Le docteur acquiesça d’un mouvement de tête. Il regarda Stone.
« Le virus a été militarisé. C’est le même que le virus de l’Ebola trouvé dans la nature, celui qui a tué plus de dix mille personnes au cours de l’épidémie en Afrique de l’Ouest, mais en pire. Il est plus virulent, il agit plus vite, il se transmet plus facilement et il a un taux plus élevé de mortalité. C’est une substance extrêmement dangereuse. Nous devons soit le récupérer, soit le détruire, soit pouvoir vérifier qu’il a été détruit. »
Luke se tourna vers Susan.
« Nous voulons que vous alliez à Galveston, » dit-elle. « Et voir ce que vous pouvez découvrir. »
C’étaient exactement les mots que Luke n’avait pas envie d’entendre. Au téléphone, elle l’avait invité à une réunion. Mais elle l’avait amené ici pour lui donner une mission.
« Est-ce qu’il serait possible d’en parler en privé ? » répondit-il.
***
« Je peux vous servir quelque chose ? » demanda Richard Monk. « Un café ? »
« Oui, je prendrais bien un café, » dit Luke.
Il n’avait pas spécialement envie d’un café, mais il avait accepté l’offre parce qu’il espérait que Monk quitterait la pièce. Mais il s’était trompé. Monk se contenta de prendre le téléphone et d’en commander pour lui.
Luke, Monk, et Susan étaient dans un petit salon à l’étage, près des quartiers où vivait normalement la famille. Mais Luke savait que la famille de Susan ne vivait pas là. Quand elle était Vice-Présidente, il n’avait pas trop fait attention à elle, mais il avait toujours eu l’impression qu’elle et son mari n’étaient pas très proches.
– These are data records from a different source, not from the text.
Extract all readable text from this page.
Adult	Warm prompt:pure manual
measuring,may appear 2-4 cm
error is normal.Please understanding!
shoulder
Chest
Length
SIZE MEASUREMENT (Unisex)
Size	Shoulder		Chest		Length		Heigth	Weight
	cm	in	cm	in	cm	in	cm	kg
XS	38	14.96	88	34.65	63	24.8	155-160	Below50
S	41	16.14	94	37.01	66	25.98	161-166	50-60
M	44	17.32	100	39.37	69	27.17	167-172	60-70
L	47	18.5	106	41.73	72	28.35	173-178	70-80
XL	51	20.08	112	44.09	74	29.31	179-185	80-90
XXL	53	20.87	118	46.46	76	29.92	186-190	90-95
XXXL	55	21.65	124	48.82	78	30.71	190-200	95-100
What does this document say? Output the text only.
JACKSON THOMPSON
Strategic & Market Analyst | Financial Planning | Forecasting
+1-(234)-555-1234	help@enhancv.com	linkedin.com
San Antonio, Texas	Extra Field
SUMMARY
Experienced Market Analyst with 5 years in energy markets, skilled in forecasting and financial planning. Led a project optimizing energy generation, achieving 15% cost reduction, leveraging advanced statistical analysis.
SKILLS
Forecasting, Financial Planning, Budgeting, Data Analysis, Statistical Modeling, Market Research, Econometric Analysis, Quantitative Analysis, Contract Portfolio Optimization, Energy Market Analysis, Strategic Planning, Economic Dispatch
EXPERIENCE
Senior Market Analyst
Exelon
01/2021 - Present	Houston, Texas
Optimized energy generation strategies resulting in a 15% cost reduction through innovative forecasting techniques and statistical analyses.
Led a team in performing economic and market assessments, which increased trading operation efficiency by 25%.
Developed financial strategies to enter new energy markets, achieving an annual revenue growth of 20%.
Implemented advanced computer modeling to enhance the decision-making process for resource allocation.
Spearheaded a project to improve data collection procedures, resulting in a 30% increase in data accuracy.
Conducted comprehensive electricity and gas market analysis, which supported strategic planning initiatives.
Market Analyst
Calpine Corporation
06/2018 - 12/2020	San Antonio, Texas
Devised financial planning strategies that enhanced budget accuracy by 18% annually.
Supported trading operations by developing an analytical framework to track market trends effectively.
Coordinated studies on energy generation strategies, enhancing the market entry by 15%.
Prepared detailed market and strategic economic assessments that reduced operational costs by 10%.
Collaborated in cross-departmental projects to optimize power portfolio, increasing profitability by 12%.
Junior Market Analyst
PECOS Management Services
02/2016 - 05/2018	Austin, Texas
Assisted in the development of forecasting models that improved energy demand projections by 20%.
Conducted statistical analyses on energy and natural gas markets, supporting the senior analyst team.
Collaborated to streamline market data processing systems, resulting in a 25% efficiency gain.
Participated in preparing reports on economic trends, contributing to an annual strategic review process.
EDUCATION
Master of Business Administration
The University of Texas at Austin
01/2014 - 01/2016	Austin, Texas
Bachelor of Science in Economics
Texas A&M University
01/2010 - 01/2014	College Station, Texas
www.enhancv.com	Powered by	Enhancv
Luke s’assit confortablement dans l’un des fauteuils. « Susan, avant de commencer, il faut que je vous dise quelque chose. J’ai décidé de prendre ma retraite, avec effet immédiat. Je vous en informe avant de le dire aux autres, pour que vous puissiez trouver quelqu’un d’autre pour diriger l’équipe spéciale d’intervention. »
Susan resta silencieuse.
« Stone, » dit Monk, « ça vaut certainement mieux que vous le sachiez tout de suite. L’équipe spéciale d’intervention est sur la sellette. C’est fini. Don Morris était impliqué dans le coup d’état, depuis le début. Il est en partie responsable de l’une des pires atrocités qui aient jamais été commises sur le sol américain. Et il a créé l’équipe spéciale d’intervention. Je suis sûr que vous comprenez que la sécurité, et surtout la sécurité de la Présidente, est la chose la plus importante pour nous à l’heure actuelle. Et ce n’est pas juste l’équipe spéciale d’intervention. Nous enquêtons sur des sous-agences suspectes au sein de la CIA, de la NSA, et du Pentagone, parmi d’autres. Nous devons éradiquer les conspirateurs, afin qu’une telle chose ne puisse plus jamais arriver. »
« Je comprends votre inquiétude, » dit Luke.
Et c’était vrai. Le gouvernement était très fragile pour l’instant. Il n’avait peut-être jamais été aussi fragile. Le Congrès avait été presque entièrement balayé et un mannequin à la retraite était devenue Présidente du pays. Les États-Unis étaient un colosse aux pieds d’argile et s’il y avait encore des conspirateurs dans les parages, il n’y avait aucune raison qu’ils n’essayent pas à nouveau de prendre le pouvoir.
« Si vous allez de toute façon supprimer l’équipe spéciale d’intervention, alors c’est le moment parfait pour moi pour partir. » Plus il le répétait à haute voix, plus cela devenait réel à ses yeux.
Il était temps de reconstruire sa famille. Il était temps de recréer cet endroit idyllique dans sa tête où lui, Becca et Gunner pouvaient être seuls, loin de toutes ces préoccupations, et où même si le pire arrivait, ce ne serait pas si grave que ça.